Чужак, у которого я спрашиваю из-за двери, захлопнувшейся у меня перед носом:
– Что с твоим лицом? Ты опять дрался? Саня, открой, ну, поговорим. – С усилием выдавливаю. – Ты же не должен, не обязан. Выходи, Сань. Расскажи мне, что опять случилось. Ты не сиди там, не поможет…
Ни слова в ответ. Знаю я, как это будет, скажет, что упал несколько раз сам, оступившись – не признается, гордый, в дела не посвящает. Я не знаю, как давно во рту его нет зуба. Я вижу это – следы от костяшек на лице, чужом лице, ее лице, лучшей красоты ее лица. Он словно бы тоже видит это или чувствует, потому и не заботится, уничтожает в себе это.

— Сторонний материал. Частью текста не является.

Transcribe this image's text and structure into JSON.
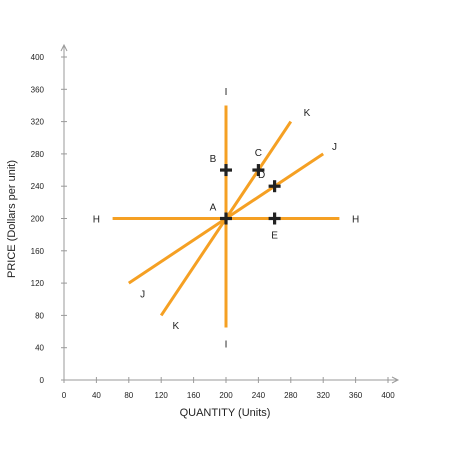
{
  "chart_data": {
    "type": "line",
    "xlabel": "QUANTITY (Units)",
    "ylabel": "PRICE (Dollars per unit)",
    "xlim": [
      0,
      400
    ],
    "ylim": [
      0,
      400
    ],
    "x_ticks": [
      0,
      40,
      80,
      120,
      160,
      200,
      240,
      280,
      320,
      360,
      400
    ],
    "y_ticks": [
      0,
      40,
      80,
      120,
      160,
      200,
      240,
      280,
      320,
      360,
      400
    ],
    "grid": false,
    "line_color": "#f5a023",
    "series": [
      {
        "name": "H",
        "points": [
          [
            60,
            200
          ],
          [
            340,
            200
          ]
        ],
        "labels": [
          {
            "text": "H",
            "x": 40,
            "y": 200
          },
          {
            "text": "H",
            "x": 360,
            "y": 200
          }
        ]
      },
      {
        "name": "I",
        "points": [
          [
            200,
            65
          ],
          [
            200,
            340
          ]
        ],
        "labels": [
          {
            "text": "I",
            "x": 200,
            "y": 358
          },
          {
            "text": "I",
            "x": 200,
            "y": 45
          }
        ]
      },
      {
        "name": "J",
        "points": [
          [
            80,
            120
          ],
          [
            320,
            280
          ]
        ],
        "labels": [
          {
            "text": "J",
            "x": 97,
            "y": 107
          },
          {
            "text": "J",
            "x": 334,
            "y": 290
          }
        ]
      },
      {
        "name": "K",
        "points": [
          [
            120,
            80
          ],
          [
            280,
            320
          ]
        ],
        "labels": [
          {
            "text": "K",
            "x": 138,
            "y": 68
          },
          {
            "text": "K",
            "x": 300,
            "y": 332
          }
        ]
      }
    ],
    "points": [
      {
        "label": "A",
        "x": 200,
        "y": 200,
        "label_pos": "upper-left"
      },
      {
        "label": "B",
        "x": 200,
        "y": 260,
        "label_pos": "upper-left"
      },
      {
        "label": "C",
        "x": 240,
        "y": 260,
        "label_pos": "above"
      },
      {
        "label": "D",
        "x": 260,
        "y": 240,
        "label_pos": "upper-left"
      },
      {
        "label": "E",
        "x": 260,
        "y": 200,
        "label_pos": "below"
      }
    ]
  }
}
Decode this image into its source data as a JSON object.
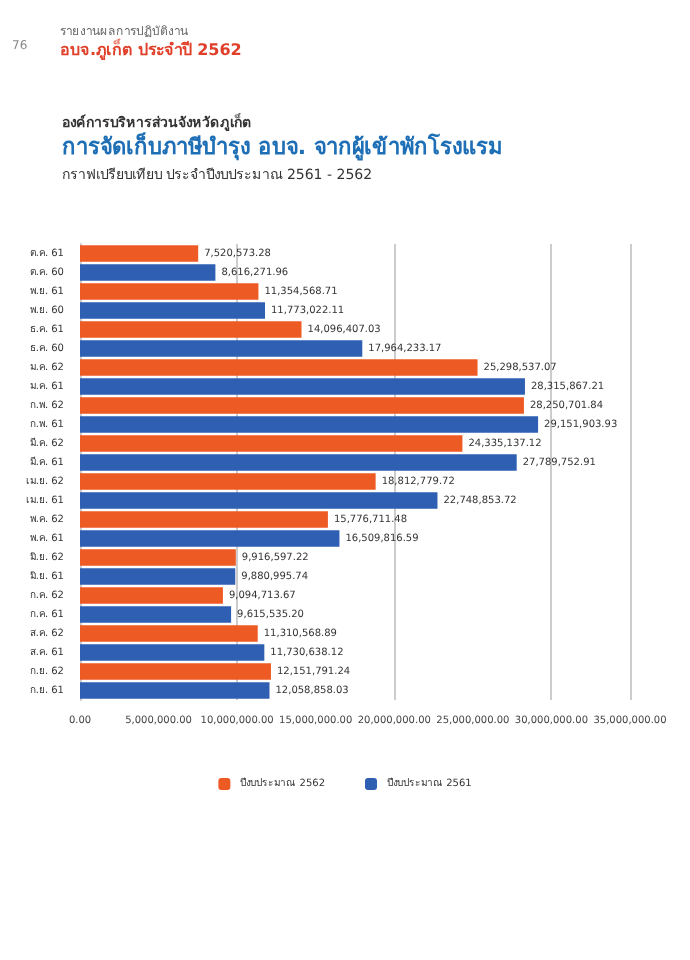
{
  "chart_data": {
    "type": "bar",
    "orientation": "horizontal",
    "subtitle": "องค์การบริหารส่วนจังหวัดภูเก็ต",
    "title": "การจัดเก็บภาษีบำรุง อบจ. จากผู้เข้าพักโรงแรม",
    "xlabel": "กราฟเปรียบเทียบ ประจำปีงบประมาณ 2561 - 2562",
    "annotations": [
      "76",
      "รายงานผลการปฏิบัติงาน",
      "อบจ.ภูเก็ต ประจำปี 2562"
    ],
    "categories": [
      "ต.ค. 61",
      "ต.ค. 60",
      "พ.ย. 61",
      "พ.ย. 60",
      "ธ.ค. 61",
      "ธ.ค. 60",
      "ม.ค. 62",
      "ม.ค. 61",
      "ก.พ. 62",
      "ก.พ. 61",
      "มี.ค. 62",
      "มี.ค. 61",
      "เม.ย. 62",
      "เม.ย. 61",
      "พ.ค. 62",
      "พ.ค. 61",
      "มิ.ย. 62",
      "มิ.ย. 61",
      "ก.ค. 62",
      "ก.ค. 61",
      "ส.ค. 62",
      "ส.ค. 61",
      "ก.ย. 62",
      "ก.ย. 61"
    ],
    "series": [
      {
        "name": "ปีงบประมาณ 2562",
        "color": "#ee5a24",
        "values": [
          7520573.28,
          null,
          11354568.71,
          null,
          14096407.03,
          null,
          25298537.07,
          null,
          28250701.84,
          null,
          24335137.12,
          null,
          18812779.72,
          null,
          15776711.48,
          null,
          9916597.22,
          null,
          9094713.67,
          null,
          11310568.89,
          null,
          12151791.24,
          null
        ],
        "value_labels": [
          "7,520,573.28",
          null,
          "11,354,568.71",
          null,
          "14,096,407.03",
          null,
          "25,298,537.07",
          null,
          "28,250,701.84",
          null,
          "24,335,137.12",
          null,
          "18,812,779.72",
          null,
          "15,776,711.48",
          null,
          "9,916,597.22",
          null,
          "9,094,713.67",
          null,
          "11,310,568.89",
          null,
          "12,151,791.24",
          null
        ]
      },
      {
        "name": "ปีงบประมาณ 2561",
        "color": "#2f5fb3",
        "values": [
          null,
          8616271.96,
          null,
          11773022.11,
          null,
          17964233.17,
          null,
          28315867.21,
          null,
          29151903.93,
          null,
          27789752.91,
          null,
          22748853.72,
          null,
          16509816.59,
          null,
          9880995.74,
          null,
          9615535.2,
          null,
          11730638.12,
          null,
          12058858.03
        ],
        "value_labels": [
          null,
          "8,616,271.96",
          null,
          "11,773,022.11",
          null,
          "17,964,233.17",
          null,
          "28,315,867.21",
          null,
          "29,151,903.93",
          null,
          "27,789,752.91",
          null,
          "22,748,853.72",
          null,
          "16,509,816.59",
          null,
          "9,880,995.74",
          null,
          "9,615,535.20",
          null,
          "11,730,638.12",
          null,
          "12,058,858.03"
        ]
      }
    ],
    "xlim": [
      0,
      35000000
    ],
    "xticks": [
      {
        "value": 0,
        "label": "0.00"
      },
      {
        "value": 5000000,
        "label": "5,000,000.00"
      },
      {
        "value": 10000000,
        "label": "10,000,000.00"
      },
      {
        "value": 15000000,
        "label": "15,000,000.00"
      },
      {
        "value": 20000000,
        "label": "20,000,000.00"
      },
      {
        "value": 25000000,
        "label": "25,000,000.00"
      },
      {
        "value": 30000000,
        "label": "30,000,000.00"
      },
      {
        "value": 35000000,
        "label": "35,000,000.00"
      }
    ],
    "grid": "x",
    "legend": "bottom"
  }
}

Не только ее красоту, а вообще любую, в словах, в себе, в своем маленьком устройстве. Делает так, что от красивого мальчика не осталось ничего, одно первобытное, звериное, злое – отпечаток этой нечестной и несправедливой жизни, без поиска виноватых, без поиска жертв. Дверь закрыта; я стоял пару недель назад у нее как дурак, был сентябрьский вечер. Он вышел к похолодевшему ужину, быстро ел, незаметно ушел и пришел ночью. И это – не новшество; это чертова закономерность…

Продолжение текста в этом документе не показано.